Que peut-on déployer comme moyens pour lutter contre le harcèlement de rue?

Il y a des choses à faire, mais ça demande du temps et de l’argent. Les autorités devraient prendre conscience qu’il y a 205 viols par jours en France: ce sont les chiffres de l’Institut national de la délinquance et de l’INSEE et c’est dramatique. Les sociétés de transports en commun devraient également se sentir concernées par ce problème. J’adore me balader le soir mais j’en ai marre d’avoir une matraque télescopique dans mon sac, mes clés dans la main et ma capuche, ce sont des réflexes maintenant. La phrase “Envoie-moi un texto quand tu es rentrée” veut tout dire. On devrait pouvoir rentrer chez soi le soir l’esprit tranquille.

Ce combat se rapproche-t-il de celui des LGBT?

Oui. Dès le début on a voulu inclure les associations LGBT dans notre groupe. À mes yeux, l’homophobie est une forme de harcèlement de rue. Un jeune homme proche de l’association s’est fait tabasser la semaine dernière en pleine rue car il “avait l’air gay”! Son apparence n’a pas plu à trois mecs d’environ seize ans qui lui ont mis une trempe. Lorsqu’on on entend cela, on se dit que nos combats sont liés.

Il y a des mecs bien, et j’en suis fière car, aujourd’hui, on a besoin de tout le monde pour combattre le harcèlement de rue.

Le récent post de Diglee sur le sujet a été partagé 600 000 fois… Est-ce le signe qu’il y a beaucoup de femmes en colère?

Je suis hyper contente qu’une fille comme Diglee se soit exprimée sur la question. C’est avec des personnalités comme ça que les choses avancent. Nous derrière, on ne lâche rien, malgré nos détracteurs qui, par exemple, critiquent la commercialisation de nos sacs. L’État ne nous donne pas d’argent donc on doit le trouver ailleurs pour défendre notre cause et agir. Certaines féministes nous reprochent aussi d’avoir des hommes dans notre association. Pourtant, ces hommes sont dans nos vies, il y a des mecs bien, et j’en suis fière car, aujourd’hui, on a besoin de tout le monde pour combattre le harcèlement de rue.

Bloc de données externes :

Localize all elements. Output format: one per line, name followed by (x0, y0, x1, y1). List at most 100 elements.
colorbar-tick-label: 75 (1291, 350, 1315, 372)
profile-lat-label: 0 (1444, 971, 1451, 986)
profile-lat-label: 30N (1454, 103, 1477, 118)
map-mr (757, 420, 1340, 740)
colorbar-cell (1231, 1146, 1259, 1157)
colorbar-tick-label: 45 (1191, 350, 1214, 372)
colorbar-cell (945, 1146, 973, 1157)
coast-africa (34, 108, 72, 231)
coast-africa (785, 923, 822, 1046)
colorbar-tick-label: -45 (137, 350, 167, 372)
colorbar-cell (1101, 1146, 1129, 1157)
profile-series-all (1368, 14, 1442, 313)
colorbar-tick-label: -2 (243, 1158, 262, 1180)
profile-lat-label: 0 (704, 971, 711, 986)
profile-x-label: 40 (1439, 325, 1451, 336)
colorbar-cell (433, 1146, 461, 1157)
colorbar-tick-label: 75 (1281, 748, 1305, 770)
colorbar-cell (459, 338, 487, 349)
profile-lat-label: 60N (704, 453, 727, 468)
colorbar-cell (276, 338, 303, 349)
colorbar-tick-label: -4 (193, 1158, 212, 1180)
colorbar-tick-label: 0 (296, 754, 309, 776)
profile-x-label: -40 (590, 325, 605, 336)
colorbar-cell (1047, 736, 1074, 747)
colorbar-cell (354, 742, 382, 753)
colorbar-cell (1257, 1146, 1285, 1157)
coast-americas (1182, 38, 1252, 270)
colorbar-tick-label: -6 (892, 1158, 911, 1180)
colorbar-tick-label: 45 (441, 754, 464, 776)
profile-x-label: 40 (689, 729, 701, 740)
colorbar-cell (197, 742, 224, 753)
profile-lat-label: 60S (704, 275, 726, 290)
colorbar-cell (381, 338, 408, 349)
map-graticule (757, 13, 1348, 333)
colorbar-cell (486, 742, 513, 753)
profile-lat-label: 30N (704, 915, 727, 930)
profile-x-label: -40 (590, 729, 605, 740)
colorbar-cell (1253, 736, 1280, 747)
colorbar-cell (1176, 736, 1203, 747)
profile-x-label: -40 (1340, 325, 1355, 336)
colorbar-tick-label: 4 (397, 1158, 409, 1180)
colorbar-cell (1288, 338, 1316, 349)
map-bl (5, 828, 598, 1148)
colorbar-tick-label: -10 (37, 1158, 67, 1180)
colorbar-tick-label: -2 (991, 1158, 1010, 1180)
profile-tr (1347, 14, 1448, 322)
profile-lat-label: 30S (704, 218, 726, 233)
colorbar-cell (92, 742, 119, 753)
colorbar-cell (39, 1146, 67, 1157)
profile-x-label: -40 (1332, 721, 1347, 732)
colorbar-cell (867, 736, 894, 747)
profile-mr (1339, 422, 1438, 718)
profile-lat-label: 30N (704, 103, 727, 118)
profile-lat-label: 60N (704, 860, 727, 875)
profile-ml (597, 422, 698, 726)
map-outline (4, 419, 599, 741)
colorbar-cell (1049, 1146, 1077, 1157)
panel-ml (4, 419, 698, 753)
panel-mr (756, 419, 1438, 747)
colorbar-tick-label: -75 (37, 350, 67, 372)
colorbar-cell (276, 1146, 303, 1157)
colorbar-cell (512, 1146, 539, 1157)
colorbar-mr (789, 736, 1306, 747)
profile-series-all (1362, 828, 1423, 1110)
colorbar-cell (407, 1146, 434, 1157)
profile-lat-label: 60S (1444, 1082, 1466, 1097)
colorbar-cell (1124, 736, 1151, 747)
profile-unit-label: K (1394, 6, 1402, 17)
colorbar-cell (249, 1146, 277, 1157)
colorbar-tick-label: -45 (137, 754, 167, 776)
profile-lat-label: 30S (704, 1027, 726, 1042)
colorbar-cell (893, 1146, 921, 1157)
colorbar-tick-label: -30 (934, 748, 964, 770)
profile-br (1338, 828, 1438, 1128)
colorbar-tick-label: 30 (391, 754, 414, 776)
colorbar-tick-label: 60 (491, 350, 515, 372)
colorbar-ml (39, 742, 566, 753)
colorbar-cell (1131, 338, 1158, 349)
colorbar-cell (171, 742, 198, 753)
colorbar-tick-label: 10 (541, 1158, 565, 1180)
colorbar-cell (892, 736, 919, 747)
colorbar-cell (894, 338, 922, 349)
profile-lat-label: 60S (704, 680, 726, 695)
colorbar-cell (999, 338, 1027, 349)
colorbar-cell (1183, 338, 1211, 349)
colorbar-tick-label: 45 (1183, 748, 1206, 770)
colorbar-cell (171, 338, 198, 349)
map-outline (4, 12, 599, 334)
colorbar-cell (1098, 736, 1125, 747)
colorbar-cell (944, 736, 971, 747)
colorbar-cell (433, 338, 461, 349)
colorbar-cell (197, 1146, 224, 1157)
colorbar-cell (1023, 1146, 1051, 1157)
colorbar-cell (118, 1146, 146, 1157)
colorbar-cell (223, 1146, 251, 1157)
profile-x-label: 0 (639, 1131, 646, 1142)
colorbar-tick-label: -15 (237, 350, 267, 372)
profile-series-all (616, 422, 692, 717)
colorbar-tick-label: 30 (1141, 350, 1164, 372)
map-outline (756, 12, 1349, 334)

Cette prise de conscience reflète-t-elle l’émergence d’un nouveau féminisme?

Oui, il y a une nouvelle vague de féminisme à laquelle j’appartiens ! Il faut changer les codes et arrêter de dire que les filles sont des trucs fragiles qu’on peut toucher comme on le souhaite. Dans notre conception, nous voulons des échanges basés sur le respect et la parité, ce qui inclut les hommes. Il ne faut pas oublier qu’il y a énormément d’hommes féministes et je suis contre l’idée de les mettre à terre parce qu’ils nous ont trop longtemps mises à terre.